Since the emergence of ChatGPT, a chatbot that can generate realistic text based on different prompts that a user enters, teachers and educators have been worried about the possibilities of cheating that machine learning helps enable. To combat AI plagiarism and keep the tool in check, Princeton computer science and journalism student Edward Tian spent his winter break building GPTZero, an app that attempts to detect whether or not a body of text was human-written or AI-written.
“Everyone deserves to reap the benefits of AI, so we need safeguards so that these new technologies are not abused,” Tian told Motherboard. One of his major motivations in creating the app was for more AI transparency, he said.
Videos by VICE
“Language models and machine learning for so long have been notorious for being a black box, where we don’t know what’s going on under the hood, and with GPTZero, I want to start pushing back against that,” Tian explained. “When building the app, it was really important to me that everything was laid out so that the users could see the numbers, the variables, everything used in the calculations for themselves.”
Over 16,000 people have already tried GPTZero, which is currently still in beta. Users can input five or more words into a text box and the app—which is itself powered by machine learning—will analyze the text to determine if it’s been generated by AI. The tool analyzes text for its “perplexity,” which is the randomness of the text, and whether the model has seen that text before, as well as the “burstiness”, which is the variance of the text over time. So, a human-written text would have high perplexity, something very unfamiliar to an AI model, and exhibit properties of burstiness, which are non-common items that appear in random clusters, rather than being uniformly distributed.
Tian said that GPTZero was wrong less than 2 percent of the time when he tested the app on a dataset of BBC news articles, as well as machine-generated articles with the same prompt.
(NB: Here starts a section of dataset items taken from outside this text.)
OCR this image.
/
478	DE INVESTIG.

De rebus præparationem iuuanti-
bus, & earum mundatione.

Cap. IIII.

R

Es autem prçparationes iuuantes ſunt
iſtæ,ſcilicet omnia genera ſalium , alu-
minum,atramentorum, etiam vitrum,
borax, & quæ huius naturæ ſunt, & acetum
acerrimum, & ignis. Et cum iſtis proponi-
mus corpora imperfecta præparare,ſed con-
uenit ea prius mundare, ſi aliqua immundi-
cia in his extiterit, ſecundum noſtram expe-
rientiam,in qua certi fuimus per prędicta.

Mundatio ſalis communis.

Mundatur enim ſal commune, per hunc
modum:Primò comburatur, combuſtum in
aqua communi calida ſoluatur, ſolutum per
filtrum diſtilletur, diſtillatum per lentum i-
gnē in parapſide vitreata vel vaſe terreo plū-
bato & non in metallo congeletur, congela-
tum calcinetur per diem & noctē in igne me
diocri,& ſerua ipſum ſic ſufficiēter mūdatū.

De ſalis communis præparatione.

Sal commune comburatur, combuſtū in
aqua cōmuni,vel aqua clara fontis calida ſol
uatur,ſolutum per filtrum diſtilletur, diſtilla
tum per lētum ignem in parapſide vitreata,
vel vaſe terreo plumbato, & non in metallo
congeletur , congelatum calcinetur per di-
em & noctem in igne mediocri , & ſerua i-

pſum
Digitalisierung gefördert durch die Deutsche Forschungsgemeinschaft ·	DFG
Motherboard also tried the app using paragraphs from this article, which the app deemed were human-written, due to high “perplexity” levels.
Tian said that the app is still in beta, and he doesn’t expect people to make any definitive decisions about text from his tool as of now. It’s also currently experiencing long loading times. For the next steps, he hopes to build out the results of the app, so that it is not just a binary of “human vs. AI-written”, but a nuanced score with analysis that human users can interpret for themselves. Tian has been posting regular updates on his Substack for those interested in following the app’s development.
OpenAI has acknowledged the fears around using ChatGPT to cheat. An OpenAI guest researcher Scott Aaronson said at a December lecture that the company was working on creating watermarks for the outputs so that people could see signs of a machine-generated text. This week, New York City’s education department has banned access to ChatGPT, out of concern for “safety and accuracy.”
Tian acknowledged that while there are benefits to using ChatGPT, there are a lot of aspects of human writing that machine learning cannot replicate. “Human writing can be so beautiful. There is beauty in the human prose that computers can never and should never co-opt,” he said.